I would like to invite all to solidarity, and encourage those responsible for public affairs to make every effort to give new impetus to employment. This means having care for the dignity of the person. Mostly I would like to say not to lose hope. Even St. Joseph had difficult moments, but he never lost trust and he knew how to overcome them with the certainty that God does not abandon us. “

After that exhortation, the Bishop of Rome referenced another troubling situation, “slave labour”, work that enslaves. “How many persons around the world are victims of this type of slavery in which the person is at the service of labour while it should be labour that offers service to the person so that they might have dignity. I ask our brothers and sisters in the faith and all men and women of good will to make a decisive choice against the trafficking of persons within which 'slave labour' figures.”

The Pope then touched upon the second theme of his catechesis, Jesus, who was Joseph and Mary's shared centre of attention in the silence of their everyday actions. The attitude of both is revealed in how the Virgin, as St. Luke narrates in his Gospel, “kept all these things, reflecting on them in her heart.” “In order to listen to the Lord, we need to learn how to contemplate him, to perceive his constant presence in our lives. We need to stop and dialogue with him, give him space with our prayer. … Let us remember the Lord more during our days!”

During this month of May, I would like to recall the important and the beauty of praying the Holy Rosary,” Francis continued, “contemplating the mysteries of Jesus, reflecting, that is, on the central moments of his life, so that, as for Mary and St. Joseph, He may be the centre of our thoughts, of our concerns, and of our actions. It would be beautiful if, above all during this month of May, we would recite together in our families, with our friends, and in our parishes, the Holy Rosary or some prayer to Jesus and the Virgin Mary. Praying together is a precious moment for making our family life and our friendship more steadfast! Let us learn to pray more in our families and as a family!”

Let us ask St. Joseph and the Virgin Mary,” the Holy Father concluded, “to teach us to be faithful to our everyday commitments, to live our faith in our everyday actions, and to give more space to the Lord in our lives, to stop and contemplate his face.”
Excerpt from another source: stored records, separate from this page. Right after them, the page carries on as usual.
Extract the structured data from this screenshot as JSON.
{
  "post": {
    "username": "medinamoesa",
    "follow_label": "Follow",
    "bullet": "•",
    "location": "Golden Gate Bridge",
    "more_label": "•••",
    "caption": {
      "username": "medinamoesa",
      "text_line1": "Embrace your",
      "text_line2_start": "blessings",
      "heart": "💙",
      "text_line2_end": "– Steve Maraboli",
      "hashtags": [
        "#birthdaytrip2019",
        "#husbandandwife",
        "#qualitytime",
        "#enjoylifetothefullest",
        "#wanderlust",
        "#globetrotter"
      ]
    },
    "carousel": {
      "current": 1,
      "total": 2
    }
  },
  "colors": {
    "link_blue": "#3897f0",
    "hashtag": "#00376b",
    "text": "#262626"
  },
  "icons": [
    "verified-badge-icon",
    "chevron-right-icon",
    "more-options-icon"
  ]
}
Vatican City, 2 May 2013 (VIS) – This morning, the Holy Father received in separate audiences:

   - His Excellency Mr. Aleksander Avdeev, the new ambassador of the Russian Federation to the Holy See, presenting his credential letters,

   - Archbishop Claudio Maria Celli, titular of Cluentum and president of the Pontifical Council for Social Communications, and

   - His Excellency Mr. Jozef Dravecky, ambassador of the Slovak Republic, on his farewell visit.

This afternoon he is scheduled to receive Cardinal Angelo Amato, S.D.B., prefect of the Congregation for the Causes of Saints.


Vatican City, 2 May 2013 (VIS) – Today, the Holy Father:

   - appointed Fr. Raymond Browne as bishop of Kerry (area 5,300, population 149,514, Catholics 143,300, priests 113, religious 215), Ireland. The bishop-elect was born in Athlone, Ireland in 1957 and was ordained a priest in 1982. Since ordination he has served in several pastoral and judicial roles, most recently as pastor in Ballagh and the Diocese of Elphin's designated contact for the National Board for Safeguarding Children in the Catholic Church in Ireland (NBSCCCI) as well as for assistance for elderly and ill clergy. He succeeds Bishop William Murphy, whose resignation from the pastoral care of the same diocese the Holy Father accepted, upon having reached the age limit.

   - gave his assent to the canonical election carried out by the Synod of Bishops of the Greek-Melkite Church of Archimandrite Nicolas Antipa, B.A., as metropolitan archbishop of Bosra e Hauran of the Greek-Melkites (Catholics 27,000, priests 22, religious 10), Syria. The archbishop-elect was born in Aleppo, Syria, in 1945 and ordained a priest in 1971. Since ordination he has served in several pastoral and academic roles, most recently as professor of Sacred Scripture at the Saint Paul Theological Institute of Harissa, Lebanon and at the Institute of Theological and Pastoral Studies of the archeparchy of Beirut of the Greek-Melkites, Lebanon.